Barhoum, the first Arab to run a hospital in Israel, recalled the night of March 2013, when he received a telephone call in the middle of the night from an Israeli military medical officer who asked to bring two wounded Syrians to the emergency ward. Over the next six years, Syrian babies, children, men and women arrived for treatment. He said that the hospital employees were “united in a mission” that was “a professional duty as well as a paramount moral prerogative.”
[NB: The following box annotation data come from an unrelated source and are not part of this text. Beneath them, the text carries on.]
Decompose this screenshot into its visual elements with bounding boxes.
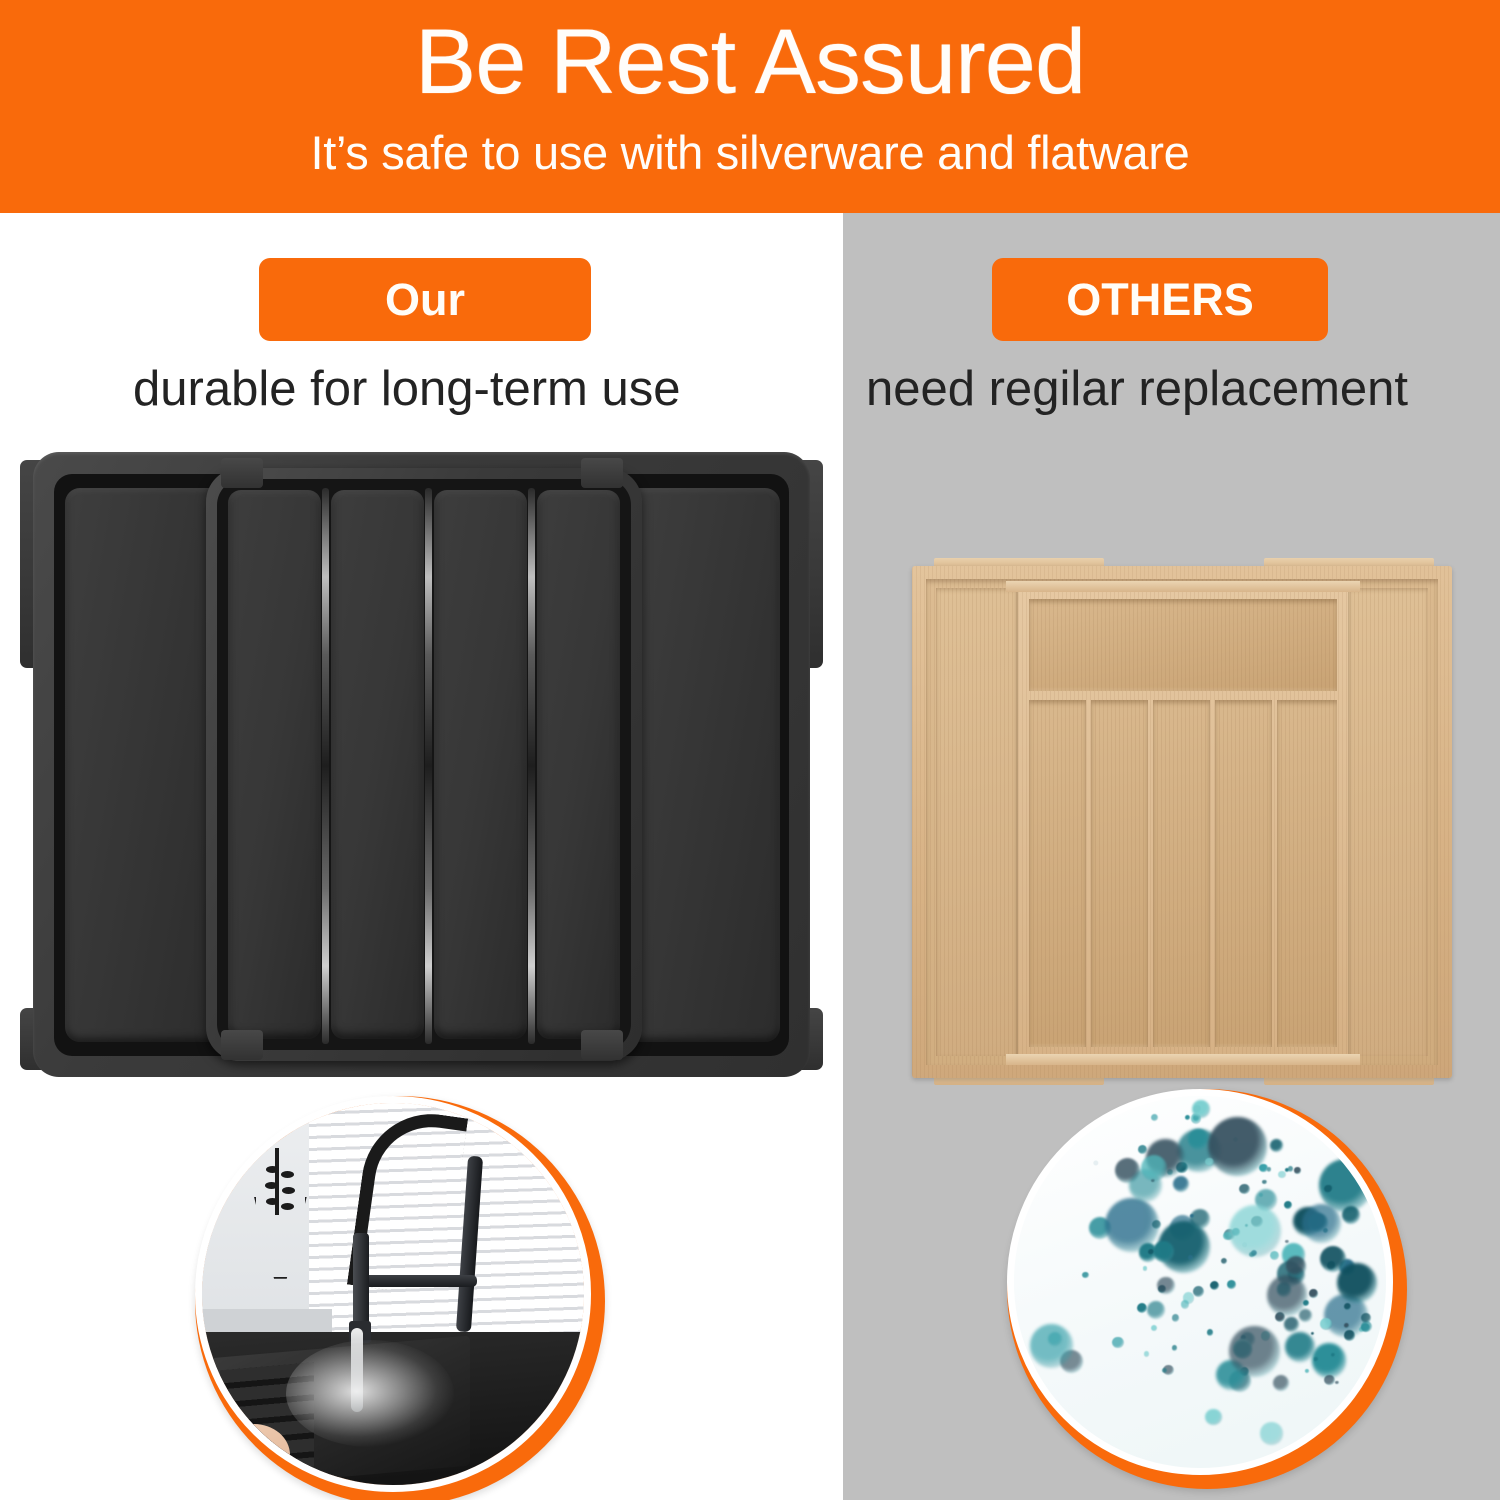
mold-colony (1344, 1330, 1354, 1340)
mold-colony (1324, 1185, 1333, 1194)
product-image-bamboo-tray (912, 566, 1452, 1078)
proof-photo-mold-growth (1007, 1089, 1407, 1489)
wood-compartment-top (1029, 599, 1337, 691)
circle-photo-right (1007, 1089, 1393, 1475)
tray-inner-insert (206, 468, 642, 1061)
mold-colony (1324, 1375, 1334, 1385)
faucet-crossbar (355, 1275, 477, 1287)
tray-insert-nub-bottom-left (221, 1030, 263, 1060)
mold-colony (1267, 1275, 1307, 1315)
wood-side-bay-left (936, 588, 1018, 1056)
mold-colony (1344, 1323, 1349, 1328)
mold-colony (1221, 1258, 1227, 1264)
mold-colony (1294, 1167, 1300, 1173)
mold-colony (1229, 1205, 1281, 1257)
product-image-black-silicone-tray (33, 452, 810, 1077)
mold-colony (1227, 1280, 1236, 1289)
mold-colony (1205, 1409, 1221, 1425)
mold-colony (1260, 1422, 1282, 1444)
wood-compartment-4 (1215, 700, 1272, 1047)
caption-our: durable for long-term use (133, 365, 680, 414)
mold-colony (1115, 1158, 1141, 1184)
wood-compartment-2 (1091, 700, 1148, 1047)
mold-colony (1344, 1303, 1351, 1310)
plant-leaf (266, 1198, 279, 1205)
mold-colony (1141, 1155, 1167, 1181)
mold-colony (1172, 1345, 1178, 1351)
tray-compartment-1 (228, 490, 321, 1039)
mold-colony (1157, 1277, 1174, 1294)
tray-insert-nub-top-right (581, 458, 623, 488)
mold-colony (1305, 1369, 1309, 1373)
badge-others-label: OTHERS (1066, 277, 1254, 322)
tray-side-bay-right (625, 488, 780, 1042)
mold-colony (1314, 1357, 1318, 1361)
plant-leaf (281, 1171, 294, 1178)
wood-insert-rail-top (1006, 581, 1360, 592)
tray-compartment-2 (331, 490, 424, 1039)
tray-compartment-4 (537, 490, 620, 1039)
mold-colony (1205, 1158, 1213, 1166)
mold-colony (1361, 1313, 1370, 1322)
badge-others: OTHERS (992, 258, 1328, 341)
mold-colony (1286, 1256, 1307, 1277)
mold-colony (1208, 1117, 1267, 1176)
mold-colony (1270, 1139, 1283, 1152)
page-subtitle: It’s safe to use with silverware and fla… (310, 129, 1189, 176)
wood-side-bay-right (1346, 588, 1428, 1056)
page-title: Be Rest Assured (415, 16, 1085, 108)
infographic-canvas: Be Rest Assured It’s safe to use with si… (0, 0, 1500, 1500)
mold-colony (1148, 1249, 1154, 1255)
wood-inner-insert (1018, 588, 1348, 1058)
mold-colony (1152, 1220, 1161, 1229)
mold-colony (1144, 1351, 1150, 1357)
tray-insert-nub-bottom-right (581, 1030, 623, 1060)
mold-colony (1190, 1209, 1210, 1229)
mold-colony (1285, 1168, 1289, 1172)
tray-side-bay-left (65, 488, 225, 1042)
mold-colony (1162, 1368, 1167, 1373)
badge-our-label: Our (385, 277, 465, 322)
tray-divider-3 (528, 488, 535, 1044)
tray-compartment-3 (434, 490, 527, 1039)
decor-plant-vase (248, 1164, 309, 1279)
caption-others: need regilar replacement (866, 365, 1408, 414)
wood-insert-rail-bottom (1006, 1054, 1360, 1065)
proof-photo-sink-washing (195, 1096, 605, 1500)
mold-colony (1082, 1272, 1089, 1279)
tray-divider-1 (322, 488, 329, 1044)
mold-colony (1181, 1300, 1190, 1309)
mold-colony (1309, 1289, 1317, 1297)
mold-colony (1302, 1204, 1341, 1243)
sink-scene (202, 1103, 584, 1485)
water-splash (286, 1340, 454, 1447)
header-banner: Be Rest Assured It’s safe to use with si… (0, 0, 1500, 213)
circle-photo-left (195, 1096, 591, 1492)
mold-colony (1030, 1324, 1074, 1368)
mold-colony (1173, 1176, 1189, 1192)
mold-colony (1112, 1337, 1124, 1349)
mold-colony (1327, 1261, 1336, 1270)
mold-colony (1239, 1184, 1249, 1194)
plant-leaf (265, 1182, 278, 1189)
mold-colony (1229, 1326, 1279, 1376)
plant-leaf (266, 1166, 279, 1173)
hand-holding-tray (210, 1424, 290, 1492)
mold-colony (1284, 1317, 1299, 1332)
mold-colony (1138, 1145, 1147, 1154)
wood-compartment-1 (1029, 700, 1086, 1047)
wood-compartment-3 (1153, 700, 1210, 1047)
mold-colony (1172, 1314, 1179, 1321)
mold-colony (1188, 1129, 1209, 1150)
mold-colony (1267, 1167, 1272, 1172)
badge-our: Our (259, 258, 591, 341)
plant-leaf (281, 1203, 294, 1210)
mold-colony (1320, 1318, 1332, 1330)
tray-divider-2 (425, 488, 432, 1044)
tray-insert-nub-top-left (221, 458, 263, 488)
wood-compartment-5 (1277, 700, 1337, 1047)
plant-leaf (282, 1187, 295, 1194)
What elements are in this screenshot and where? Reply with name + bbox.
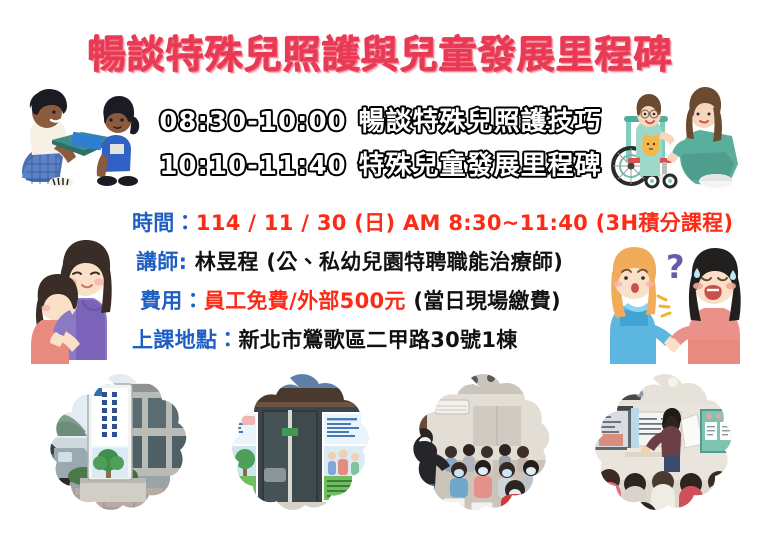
mother-hugging-child-illustration — [28, 238, 132, 364]
therapist-with-child-in-wheelchair-illustration — [604, 84, 756, 190]
fee-note: (當日現場繳費) — [406, 289, 561, 313]
session-time: 10:10-11:40 — [159, 151, 346, 181]
photo-clinic-storefront-window-decals — [206, 372, 374, 544]
fee-value: 員工免費/外部500元 — [204, 289, 406, 313]
confused-adult-with-upset-child-illustration: ? — [600, 244, 756, 364]
location-value: 新北市鶯歌區二甲路30號1棟 — [239, 328, 518, 352]
page-title: 暢談特殊兒照護與兒童發展里程碑 — [88, 24, 673, 79]
photo-seminar-audience-seated — [387, 372, 555, 544]
session-topic: 特殊兒童發展里程碑 — [359, 151, 602, 181]
time-value: 114 / 11 / 30 (日) AM 8:30~11:40 (3H積分課程) — [196, 211, 734, 235]
poster-title-area: 暢談特殊兒照護與兒童發展里程碑 — [0, 24, 761, 79]
session-topic: 暢談特殊兒照護技巧 — [359, 107, 602, 137]
photo-gallery — [0, 372, 761, 556]
fee-label: 費用： — [140, 289, 204, 313]
speaker-value: 林昱程 (公、私幼兒園特聘職能治療師) — [187, 250, 563, 274]
session-time: 08:30-10:00 — [159, 107, 346, 137]
poster-root: 暢談特殊兒照護與兒童發展里程碑 08:30-10:00暢談特殊兒照護技巧 10:… — [0, 0, 761, 556]
location-label: 上課地點： — [132, 328, 239, 352]
speaker-label: 講師: — [136, 250, 187, 274]
photo-lecture-presenter-projector — [569, 372, 737, 544]
question-mark-icon: ? — [666, 248, 685, 286]
time-label: 時間： — [132, 211, 196, 235]
adult-reading-book-with-child-illustration — [6, 86, 146, 190]
photo-clinic-exterior-signboard — [24, 372, 192, 544]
The Syrians who arrived in the hospital were sometimes unconscious and when they woke up in the intensive care unit and realized that they were in Israel, “at first they were stunned by the devoted care, love and compassion they received from those who they had been educated to view as their enemy.” He said the fact that many of the hospital staff spoke Arabic helped break down “walls of fear,” replacing them with a sense of appreciation and gratitude for the care given to them.
Dr. Barhoum hopes that the coronavirus patients will feel the same way down the road. He also envisions “the entire world joining forces to overcome this problem.”
He added solemnly, “And then we can use this as an opportunity to also make peace with one another.